6. Kubernetes Storage Model
- CSI (Container Storage Interface): The standard plugin API that allows Kubernetes to consume storage from any backend — the storage equivalent of CNI for networking.
- Persistent Volumes / PV / PVC: The Kubernetes abstraction where a PV is a piece of storage provisioned by an admin, and a PVC is a request for storage by a workload.
- StorageClasses: Kubernetes objects that define different "tiers" of storage (fast, replicated, cheap) and enable dynamic provisioning — the user picks a class, the system creates the volume.
7. Data Protection & Operations
- Snapshots & Clones (Storage-Level): Point-in-time copies of volumes — snapshots are read-only references, clones are writable copies. Used for backup, testing, and rapid provisioning.

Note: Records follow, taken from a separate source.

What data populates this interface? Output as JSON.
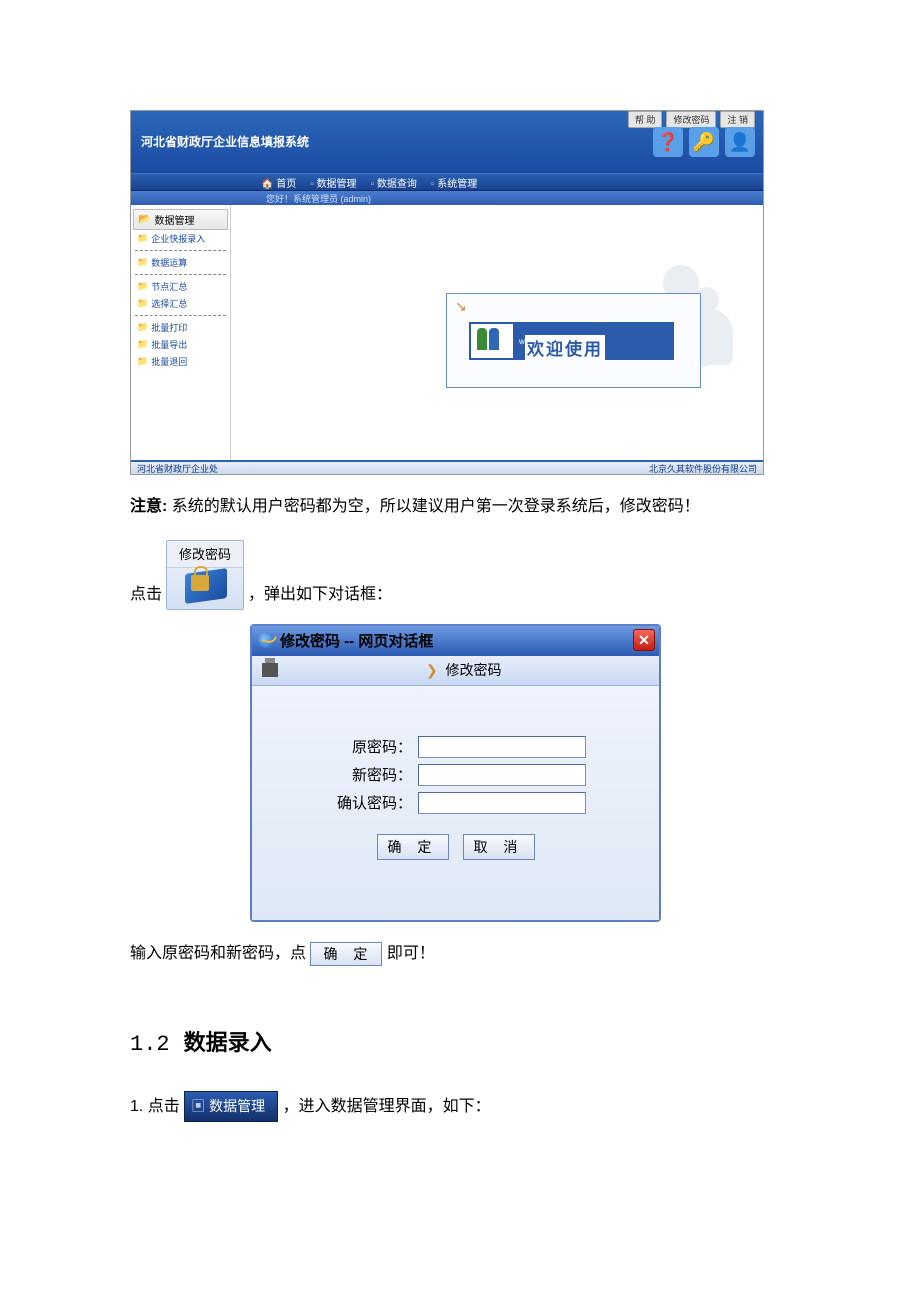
{
  "app": {
    "title": "河北省财政厅企业信息填报系统",
    "top_buttons": {
      "help": "帮  助",
      "pw": "修改密码",
      "logout": "注  销"
    },
    "menu": {
      "home": "首页",
      "data_mgmt": "数据管理",
      "data_query": "数据查询",
      "sys_mgmt": "系统管理"
    },
    "welcome_bar": "您好！系统管理员 (admin)",
    "sidebar": {
      "header": "数据管理",
      "items": [
        "企业快报录入",
        "数据运算",
        "节点汇总",
        "选择汇总",
        "批量打印",
        "批量导出",
        "批量退回"
      ]
    },
    "welcome_box": {
      "small": "welcome",
      "big": "欢迎使用"
    },
    "footer_left": "河北省财政厅企业处",
    "footer_right": "北京久其软件股份有限公司"
  },
  "doc": {
    "note_label": "注意:",
    "note_text": "系统的默认用户密码都为空，所以建议用户第一次登录系统后，修改密码！",
    "click_prefix": "点击",
    "click_suffix": "，弹出如下对话框：",
    "small_pw_btn": "修改密码",
    "after_input": "输入原密码和新密码，点",
    "after_input2": "即可！",
    "sec_num": "1.2",
    "sec_title": "数据录入",
    "step1_a": "1.  点击",
    "step1_b": "，进入数据管理界面，如下：",
    "dm_tab": "数据管理"
  },
  "dialog": {
    "title": "修改密码 -- 网页对话框",
    "sub": "修改密码",
    "old": "原密码：",
    "new": "新密码：",
    "confirm": "确认密码：",
    "ok": "确 定",
    "cancel": "取 消"
  }
}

- Storage Replication / DR: Synchronous or asynchronous copying of data between sites for disaster recovery — RPO (how much data you lose) vs RTO (how long recovery takes).
- Encryption at Rest: Encrypting data on the physical disks so that stolen or decommissioned hardware cannot be read — a regulatory requirement for financial institutions.
- Backup Integration (Veeam, Kasten): How the platform integrates with enterprise backup solutions — agent-based vs agentless, VM-level vs volume-level, application-consistent snapshots.
8. Advanced Topics
- Object Storage (S3-compatible): HTTP-based storage accessed via APIs rather than filesystem mounts — used for backups, logs, artifacts, and unstructured data at scale.
- Data Locality: The strategy of keeping compute and storage on the same physical node to minimize network hops — critical for HCI performance.